Ron's Tackle Tips — Super Lines as used in Pier and Surf fishing

Ken Jones

Staff member
Super Lines as used in Pier or Surf fishing

by Ron Crandall of Ron's Reel Repair (July 1997)

What follows will be a discussion of the new Super Lines. (Which today may seem a little outdated — KJ, 2020)

The 1st generation of braided lines, for example Spider Wire, were:
1. Very Abrasive
2. Very limp (would tangle in guides)
3. Hard to cut, would not break
4. Extremely small diameter
5. Very expensive
6. Very low stretch
7. Long life span (years not months)

The 2nd generation of braided lines, for example Gorilla Braid, were:
1. Less abrasive
2. Still limp (would wrap around guides)
3. Broke easily
4. Had a larger diameter for strength than 1st generation
5. Less expensive
6. Very low stretch
7. Long life span

The current generation (from 1997), now generically grouped as Super Lines, examples of which are Raptor, Fusion, Fire Line, and others are:
1. Not as abrasive as 1st generation
2. Stiffer than 1st generation, but not as stiff as monofilament
3. Will cut with knife or scissors, but not nail clippers
4. Fused, not braided line like 1st generation
5.Comparable in expense to tournament grade monofilament
6. Have low stretch
7. Have a very long life span

Super lines are best used under the following conditions:
1. Long distance casting
2. In open water areas
3. On casting revolving, spool-type reels
4. Can be used on spinning reels with a rolling line guide
5. Are not compatible with old Mitchell reels

Monofilament is better for close casting or in heavy vegetation because of the stretch.

Special precautions when using Super Lines:
1.Do not use bare hands to break off line when snagged.

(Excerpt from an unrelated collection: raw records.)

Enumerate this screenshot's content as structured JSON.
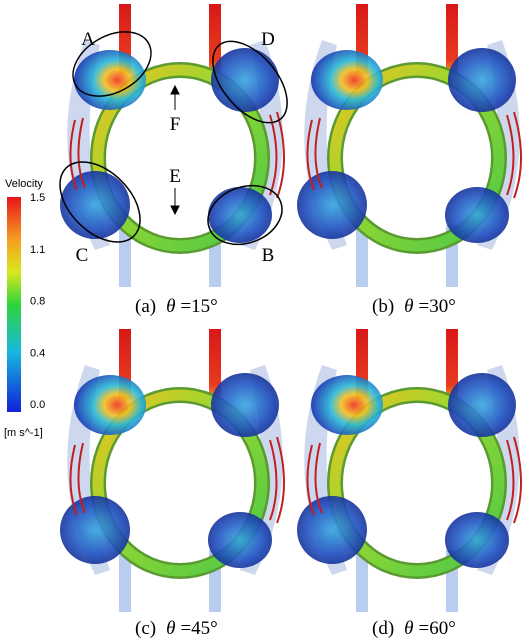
{
  "colorbar": {
    "title": "Velocity",
    "ticks": [
      "1.5",
      "1.1",
      "0.8",
      "0.4",
      "0.0"
    ],
    "unit": "[m s^-1]"
  },
  "annotations": {
    "a": "A",
    "b": "B",
    "c": "C",
    "d": "D",
    "e": "E",
    "f": "F"
  },
  "panels": [
    {
      "label": "(a)",
      "symbol": "θ",
      "angle": "=15°"
    },
    {
      "label": "(b)",
      "symbol": "θ",
      "angle": "=30°"
    },
    {
      "label": "(c)",
      "symbol": "θ",
      "angle": "=45°"
    },
    {
      "label": "(d)",
      "symbol": "θ",
      "angle": "=60°"
    }
  ]
}
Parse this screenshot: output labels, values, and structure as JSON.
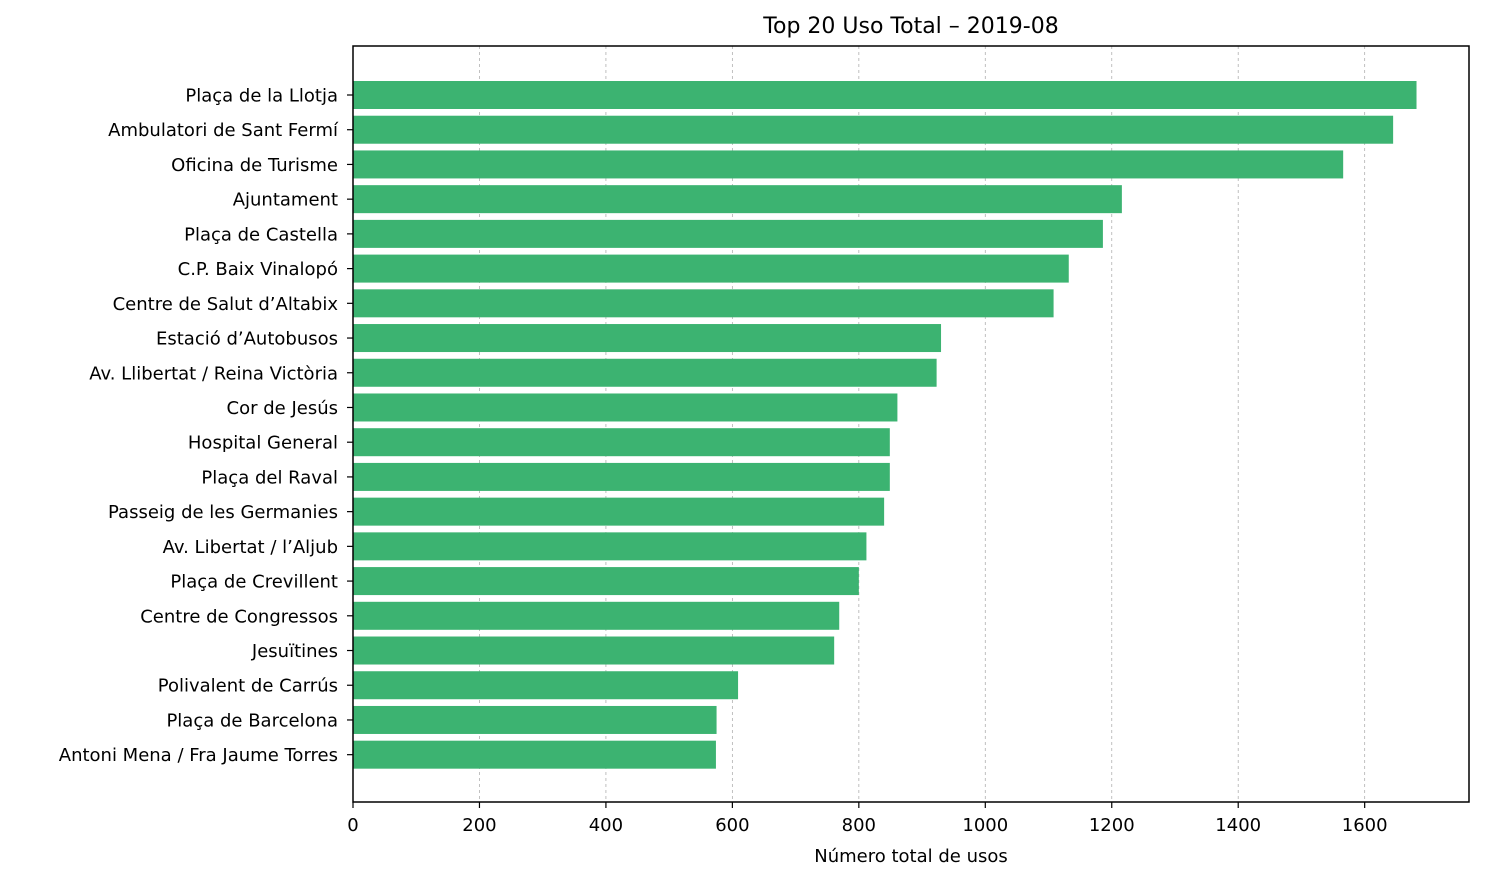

Use a leather glove or wrap the line around a stick to break it off. (I wrap it around a rolled up towel until it breaks KJ.)
2. Use Fuji-type, ceramic-centered guides like Fuji Hardaloy
3. Use a knife or scissor, not nail clippers, to cut the line

To test the relative merits of three of the current (1997) Super Lines, a Penn 146 Squidder w/Accuframe was used on an 8, Diawa casting rod. Three spools, each with a different line were changed twice, every 20 minutes. The line was rigged with 2-oz. pyramid sinkers and a 3-foot, Hi-Lo surf leader of 15# Andy Premium.

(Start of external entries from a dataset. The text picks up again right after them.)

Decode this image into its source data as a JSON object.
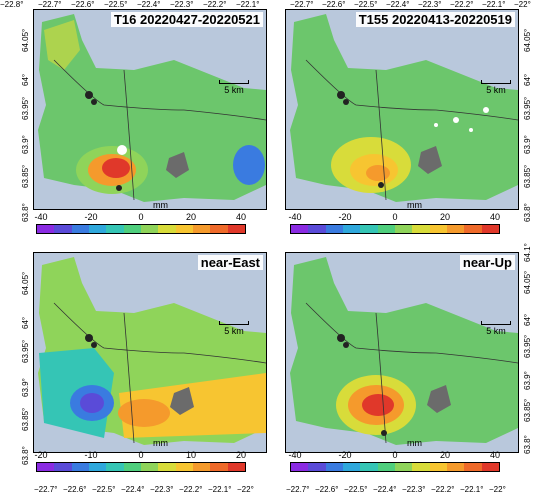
{
  "panels": [
    {
      "id": "tl",
      "title": "T16 20220427-20220521",
      "cbar_ticks": [
        "-40",
        "-20",
        "0",
        "20",
        "40"
      ],
      "unit": "mm"
    },
    {
      "id": "tr",
      "title": "T155 20220413-20220519",
      "cbar_ticks": [
        "-40",
        "-20",
        "0",
        "20",
        "40"
      ],
      "unit": "mm"
    },
    {
      "id": "bl",
      "title": "near-East",
      "cbar_ticks": [
        "-20",
        "-10",
        "0",
        "10",
        "20"
      ],
      "unit": "mm"
    },
    {
      "id": "br",
      "title": "near-Up",
      "cbar_ticks": [
        "-40",
        "-20",
        "0",
        "20",
        "40"
      ],
      "unit": "mm"
    }
  ],
  "scale_label": "5 km",
  "lon_ticks_top_left": [
    "−22.7°",
    "−22.6°",
    "−22.5°",
    "−22.4°",
    "−22.3°",
    "−22.2°",
    "−22.1°"
  ],
  "lon_ticks_top_right": [
    "−22.7°",
    "−22.6°",
    "−22.5°",
    "−22.4°",
    "−22.3°",
    "−22.2°",
    "−22.1°",
    "−22°"
  ],
  "lon_corner_left": "−22.8°",
  "lon_ticks_bottom": [
    "−22.7°",
    "−22.6°",
    "−22.5°",
    "−22.4°",
    "−22.3°",
    "−22.2°",
    "−22.1°",
    "−22°"
  ],
  "lat_ticks_left": [
    "64.05°",
    "64°",
    "63.95°",
    "63.9°",
    "63.85°",
    "63.8°"
  ],
  "lat_ticks_right_top": [
    "64.05°",
    "64°",
    "63.95°",
    "63.9°",
    "63.85°",
    "63.8°"
  ],
  "lat_ticks_right_bottom": [
    "64.1°",
    "64.05°",
    "64°",
    "63.95°",
    "63.9°",
    "63.85°",
    "63.8°"
  ],
  "colormap": [
    "#8a2be2",
    "#5a4bd8",
    "#3a7be0",
    "#2fa8dc",
    "#35c5b5",
    "#4fcf7d",
    "#8fd45a",
    "#d8dc3a",
    "#f7c531",
    "#f59a2c",
    "#ef6a2a",
    "#e0382a"
  ],
  "colors": {
    "sea": "#b9c8dc",
    "land": "#6cc66c",
    "lava": "#6b6b6b"
  }
}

Raptor (30#) — Color-no bleed; Abrasion Resistant—Tougher than Fusion; Casting Ease—Same as Fire Line; Sensitivity Underwater—Same as Fusion

Fire Line (30#) — Color—Rubs off to dull gray brown; Abrasion Resistant—Tougher than Fusion; Casting Ease— Same as Raptor; Sensitivity Underwater—Less than Fusion and Raptor

Fusion (24#) — Color—Bleeds small amount; Abrasion Resistant—Nicks and breaks on sharp edges; Casting Ease—Less than Fire Line & Raptor; Sensitivity Underwater—Same as Raptor

Five fish were caught during this test.